Dans la chambre d'hôtel, à ROcroi, où je préparais mes bagages, ce matin, de bonne heure, avant de prendre le p'tit déjeuner ...

 

Je créais ma dernière chanson en date.

 

La serveuse de l'hôtel de la petite ville

Va d'une porte à l'autre, elle s'active, elle turbine

 

Dix heures du mat, elle entame son service, elle s'affaire

A-t-elle fait l'amour ou teint ses ch'veux la nuit dernière ?

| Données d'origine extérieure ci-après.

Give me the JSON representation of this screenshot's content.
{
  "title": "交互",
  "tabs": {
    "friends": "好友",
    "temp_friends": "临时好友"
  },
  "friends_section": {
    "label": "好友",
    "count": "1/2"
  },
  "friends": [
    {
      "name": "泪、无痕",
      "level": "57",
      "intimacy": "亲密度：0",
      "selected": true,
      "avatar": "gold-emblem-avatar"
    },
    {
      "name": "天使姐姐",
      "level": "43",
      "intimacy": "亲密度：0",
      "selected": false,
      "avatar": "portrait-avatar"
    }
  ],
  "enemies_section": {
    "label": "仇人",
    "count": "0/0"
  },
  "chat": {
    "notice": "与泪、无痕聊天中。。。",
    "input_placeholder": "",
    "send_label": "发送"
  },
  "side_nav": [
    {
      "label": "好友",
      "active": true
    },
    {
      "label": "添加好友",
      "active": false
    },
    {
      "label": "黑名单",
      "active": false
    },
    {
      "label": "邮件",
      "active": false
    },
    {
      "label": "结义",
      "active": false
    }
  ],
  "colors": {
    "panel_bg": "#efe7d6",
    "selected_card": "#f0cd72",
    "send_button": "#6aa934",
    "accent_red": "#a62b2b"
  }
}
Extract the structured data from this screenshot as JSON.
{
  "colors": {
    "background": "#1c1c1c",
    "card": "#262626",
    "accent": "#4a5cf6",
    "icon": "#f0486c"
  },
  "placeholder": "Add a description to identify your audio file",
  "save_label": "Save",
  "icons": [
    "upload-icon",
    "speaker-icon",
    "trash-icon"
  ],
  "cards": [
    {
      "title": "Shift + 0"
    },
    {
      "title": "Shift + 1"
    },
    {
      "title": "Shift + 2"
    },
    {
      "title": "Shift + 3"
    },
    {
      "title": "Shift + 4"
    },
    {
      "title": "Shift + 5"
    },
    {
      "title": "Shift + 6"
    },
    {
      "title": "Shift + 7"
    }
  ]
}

Au plafond, cinq lustres anciens créent leur ambiance

Sur les murs, des animaux empaillés donnent le change

 

La serveuse de l'hôtel de la petite ville

Va d'une porte à l'autre, elle s'active, elle turbine

 

Dans la pièce voisine, on rit, on braille, on baratine

Une grande télé rediffuse un magazine

Elle rassemble des bouteilles de vin dans un panier

Elle passe un coup d'loque sur une table à l'entrée

 

La serveuse de l'hôtel de la petite ville

Va d'une porte à l'autre, elle s'active, elle turbine

 

Coup d'feu ou non, quand elle part dans son mouv'ment

Faut viser juste pour obtenir un renseign'ment

Ou une carafe d'eau pour accompagner l'repas

Les aut's clients ont quand même plus de chance ... que moi

 

La serveuse de l'hôtel de la petite ville

Va d'une porte à l'autre, elle s'active, elle turbine

 

J'ai eu l'occasion de l'observer un peu, sur deux jours, cette jeune serveuse ... blonde.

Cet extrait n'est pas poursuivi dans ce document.